Tender Wild is coming up October 18 through 20 at the Whidbey Institute. This workshop is described as a chance to explore the wild parts of writing, the tender stories that must be told, and ways to engage yourself and others in writing practices that bring life back. To understand more about the opportunity, I connected with facilitator Bethany Bylsma. Here’s our conversation. —Marnie Jackson
Learn more about the program and register here.
Marnie: What do you hope a participant will get out of this program?

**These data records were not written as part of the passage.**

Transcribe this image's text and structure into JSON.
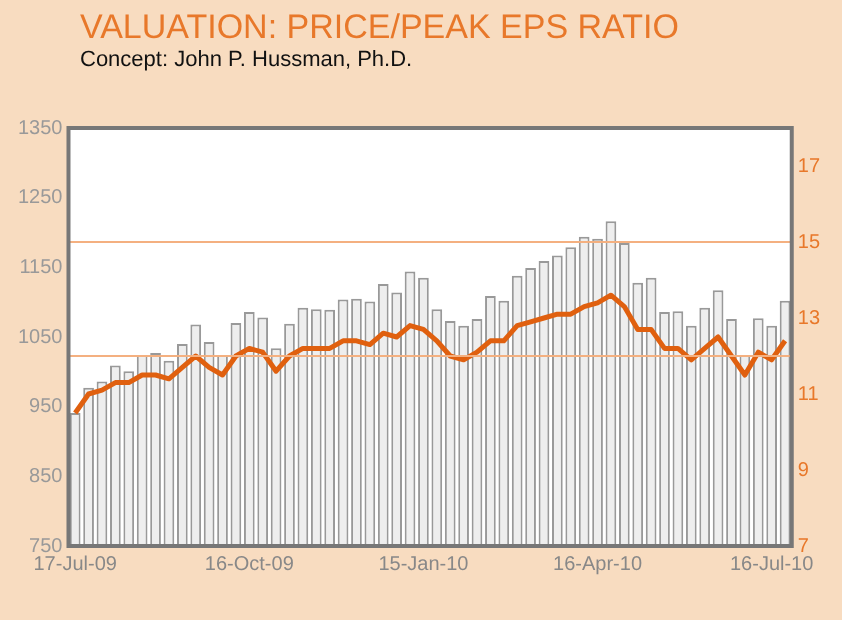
{
  "chart_data": {
    "type": "bar",
    "title": "VALUATION: PRICE/PEAK EPS RATIO",
    "subtitle": "Concept: John P. Hussman, Ph.D.",
    "categories": [
      "17-Jul-09",
      null,
      null,
      null,
      null,
      null,
      null,
      null,
      null,
      null,
      null,
      null,
      null,
      "16-Oct-09",
      null,
      null,
      null,
      null,
      null,
      null,
      null,
      null,
      null,
      null,
      null,
      null,
      "15-Jan-10",
      null,
      null,
      null,
      null,
      null,
      null,
      null,
      null,
      null,
      null,
      null,
      null,
      "16-Apr-10",
      null,
      null,
      null,
      null,
      null,
      null,
      null,
      null,
      null,
      null,
      null,
      null,
      "16-Jul-10",
      null
    ],
    "series": [
      {
        "color": "#eeeeee",
        "values": [
          941,
          977,
          986,
          1009,
          1001,
          1024,
          1027,
          1016,
          1040,
          1068,
          1043,
          1024,
          1070,
          1086,
          1078,
          1034,
          1069,
          1092,
          1090,
          1089,
          1104,
          1105,
          1101,
          1126,
          1114,
          1144,
          1135,
          1090,
          1073,
          1066,
          1076,
          1109,
          1102,
          1138,
          1149,
          1159,
          1167,
          1179,
          1194,
          1191,
          1216,
          1185,
          1128,
          1135,
          1086,
          1087,
          1066,
          1092,
          1117,
          1076,
          1024,
          1077,
          1066,
          1102
        ]
      },
      {
        "type": "line",
        "axis": "y2",
        "color": "#e0600f",
        "values": [
          10.5,
          11.0,
          11.1,
          11.3,
          11.3,
          11.5,
          11.5,
          11.4,
          11.7,
          12.0,
          11.7,
          11.5,
          12.0,
          12.2,
          12.1,
          11.6,
          12.0,
          12.2,
          12.2,
          12.2,
          12.4,
          12.4,
          12.3,
          12.6,
          12.5,
          12.8,
          12.7,
          12.4,
          12.0,
          11.9,
          12.1,
          12.4,
          12.4,
          12.8,
          12.9,
          13.0,
          13.1,
          13.1,
          13.3,
          13.4,
          13.6,
          13.3,
          12.7,
          12.7,
          12.2,
          12.2,
          11.9,
          12.2,
          12.5,
          12.0,
          11.5,
          12.1,
          11.9,
          12.4
        ]
      }
    ],
    "ylim": [
      750,
      1350
    ],
    "yticks": [
      750,
      850,
      950,
      1050,
      1150,
      1250,
      1350
    ],
    "y2lim": [
      7,
      18
    ],
    "y2ticks": [
      7,
      9,
      11,
      13,
      15,
      17
    ],
    "ref_lines": [
      {
        "axis": "y2",
        "value": 15,
        "color": "#f4b080"
      },
      {
        "axis": "y2",
        "value": 12,
        "color": "#f4b080"
      }
    ],
    "legend": false,
    "marker": "none"
  }
}
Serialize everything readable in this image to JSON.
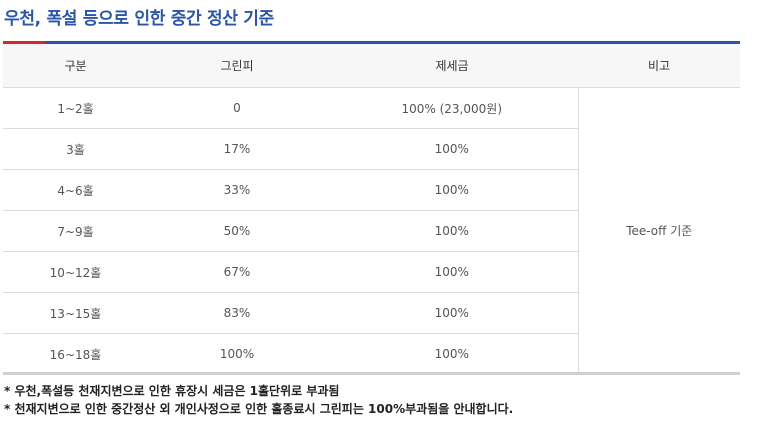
{
  "title": "우천, 폭설 등으로 인한 중간 정산 기준",
  "table": {
    "headers": [
      "구분",
      "그린피",
      "제세금",
      "비고"
    ],
    "rows": [
      {
        "division": "1~2홀",
        "green_fee": "0",
        "tax": "100% (23,000원)"
      },
      {
        "division": "3홀",
        "green_fee": "17%",
        "tax": "100%"
      },
      {
        "division": "4~6홀",
        "green_fee": "33%",
        "tax": "100%"
      },
      {
        "division": "7~9홀",
        "green_fee": "50%",
        "tax": "100%"
      },
      {
        "division": "10~12홀",
        "green_fee": "67%",
        "tax": "100%"
      },
      {
        "division": "13~15홀",
        "green_fee": "83%",
        "tax": "100%"
      },
      {
        "division": "16~18홀",
        "green_fee": "100%",
        "tax": "100%"
      }
    ],
    "note": "Tee-off 기준"
  },
  "footnotes": [
    "* 우천,폭설등 천재지변으로 인한 휴장시 세금은 1홀단위로 부과됨",
    "* 천재지변으로 인한 중간정산 외 개인사정으로 인한 홀종료시 그린피는 100%부과됨을 안내합니다."
  ],
  "colors": {
    "accent_blue": "#2b56a8",
    "accent_red": "#d7262e",
    "header_bg": "#f7f7f7"
  }
}
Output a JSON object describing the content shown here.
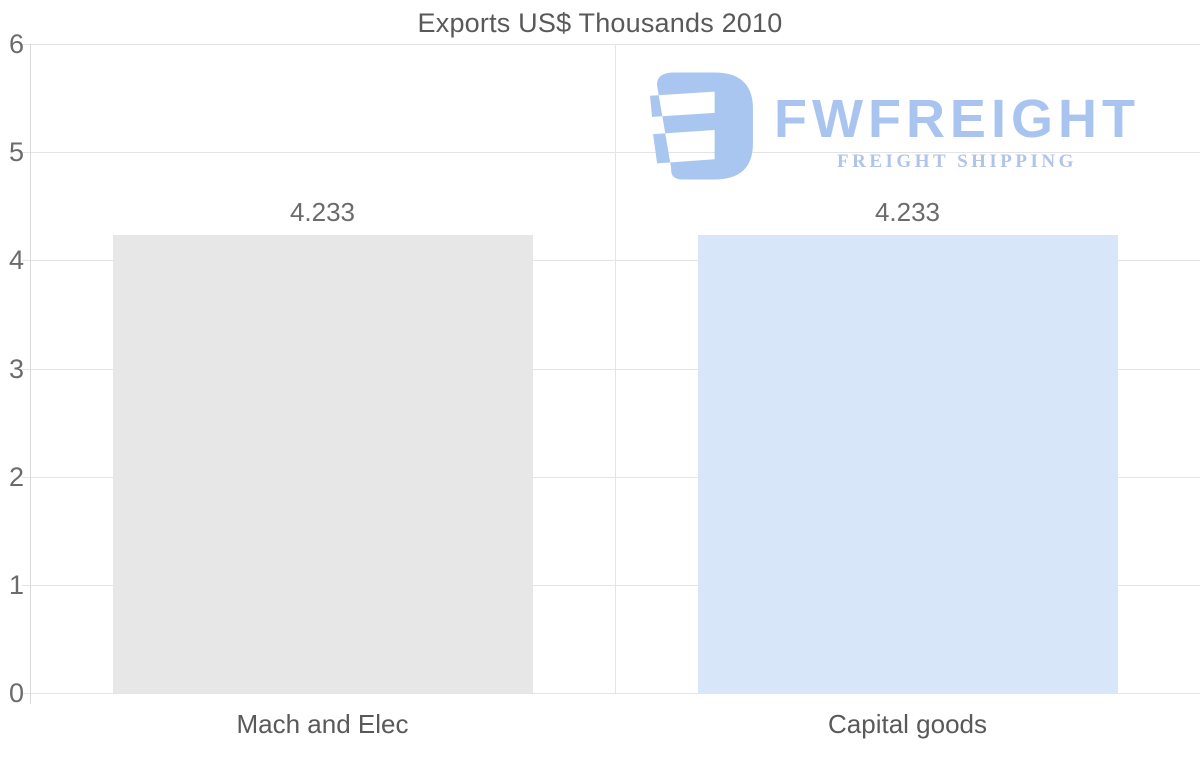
{
  "title": "Exports US$ Thousands 2010",
  "watermark": {
    "brand": "FWFREIGHT",
    "tagline": "FREIGHT SHIPPING",
    "brand_color": "#a9c4ef",
    "tagline_color": "#b0c3ea",
    "icon_color": "#a9c6f0",
    "icon": "fwfreight-logo-mark"
  },
  "chart_data": {
    "type": "bar",
    "title": "Exports US$ Thousands 2010",
    "categories": [
      "Mach and Elec",
      "Capital goods"
    ],
    "values": [
      4.233,
      4.233
    ],
    "value_labels": [
      "4.233",
      "4.233"
    ],
    "series_colors": [
      "#e7e7e7",
      "#d7e6f9"
    ],
    "xlabel": "",
    "ylabel": "",
    "ylim": [
      0,
      6
    ],
    "yticks": [
      "0",
      "1",
      "2",
      "3",
      "4",
      "5",
      "6"
    ],
    "grid": true,
    "legend": false,
    "label_color": "#6b6b6b",
    "grid_color": "#e4e4e4",
    "axis_color": "#d9d9d9"
  }
}
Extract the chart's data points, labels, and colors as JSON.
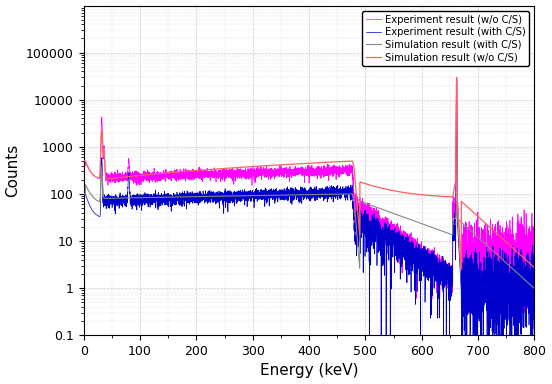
{
  "title": "",
  "xlabel": "Energy (keV)",
  "ylabel": "Counts",
  "xlim": [
    0,
    800
  ],
  "ylim": [
    0.1,
    1000000
  ],
  "yticks": [
    0.1,
    1,
    10,
    100,
    1000,
    10000,
    100000
  ],
  "ytick_labels": [
    "0.1",
    "1",
    "10",
    "100",
    "1000",
    "10000",
    "100000"
  ],
  "legend": [
    "Simulation result (with C/S)",
    "Simulation result (w/o C/S)",
    "Experiment result (with C/S)",
    "Experiment result (w/o C/S)"
  ],
  "colors": {
    "sim_with": "#888888",
    "sim_without": "#ff6060",
    "exp_with": "#0000cc",
    "exp_without": "#ff00ff"
  },
  "background": "#ffffff",
  "grid_color": "#bbbbbb"
}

Bethany: I hope participants in this writing retreat will collect much more than word counts on a page by the end of our weekend. Really Tyler and I want to create a place for creativity to flourish. Yes, there will be writing . . . but we hope those who join us will get to know the land of the Whidbey Institute, we hope they will walk, and listen, and tell stories to themselves and to each other. We want great rest and rejuvenation to be a piece of the process as well. It is a retreat about being well, with ourselves, with our stories, and with each other.
What is your background?
My background is quite varied. I grew up in Alaska, and then Central East Africa, and learned to listen and observe keenly there. Nearly never able to blend in to my surroundings, I used writing as a way to record my process and experiences. I moved and traveled scores of times in my 20s, winding up in Seattle for graduate school. I am now a licensed mental health therapist and work in Seattle with clients around rest, rehabilitation, story, archetype, and walking towards wellness. I began doing retreats as a way to share and teach with more than one person at a time.
What’s the background of your co-facilitator?
Tyler Dunning, my co-facilitator, became a dear friend 10 years ago when we worked at a non-profit together in San Diego. He had a bit of wild in him, coming from Montana. After our work together ended, we remained penpals. Very early in our friendship, writing was the way we stayed in touch.
Who is the audience for this program?
We are looking for anyone and everyone who is interested in the woods, or in writing, or in resting for a weekend, or in collaborating around creative arts.
What if someone has minimal writing experience? Can they still participate?
You don’t have to be a professional writer—I am far from it. In fact, Tyler and I have joked that he is the professional writer, and I am the professional feeler. We are creating a space for people to feel deeply, expand the ideas of how writing could serve them in whatever they do in the world. It isn’t about finishing a book, or evening starting one. This retreat is more about gathering people around the idea of language and describing truthfully the world we live in.
What can someone expect in terms of the flow of the program?
I think there is magic in the Whidbey woods. And I think there is magic when people say yes to new, creative endeavors in community.
Our time is set up around a basic rhythm of gathering together for conversation, writing on various prompts together, and taking moments for rest, relaxation, and quiet—meals, yoga, naps, hikes. There’s also time for some special interest groupings. Tyler will speak specifically to those who wish to navigate the publishing world. I will speak on the therapeutic benefits of writing, and our friend Sarah Goettsch will be joining us for yoga instruction and workshops around poetry.
What motivated you to choose Whidbey Institute as a place for this program?
I’ve been so grateful for and changed by the time I’ve spent at the Whidbey Institute over nearly six years. I’ve attended retreats and workshops, and I’ve come on a Saturday to just spend some hours in the woods. The Whidbey Institute was the only choice for me in pursuing a venue. I value the story of this land, the way it permeates every piece of programming I’ve attended. I wanted to be able to share this special place with a group of new friends.
What else would you like to share?
I think there is magic in the Whidbey woods. And I think there is magic when people say yes to new, creative endeavors in community. I hope we can fill the Whidbey Institute with laughter and meaningful conversation this weekend in October. I can hardly wait for it to arrive.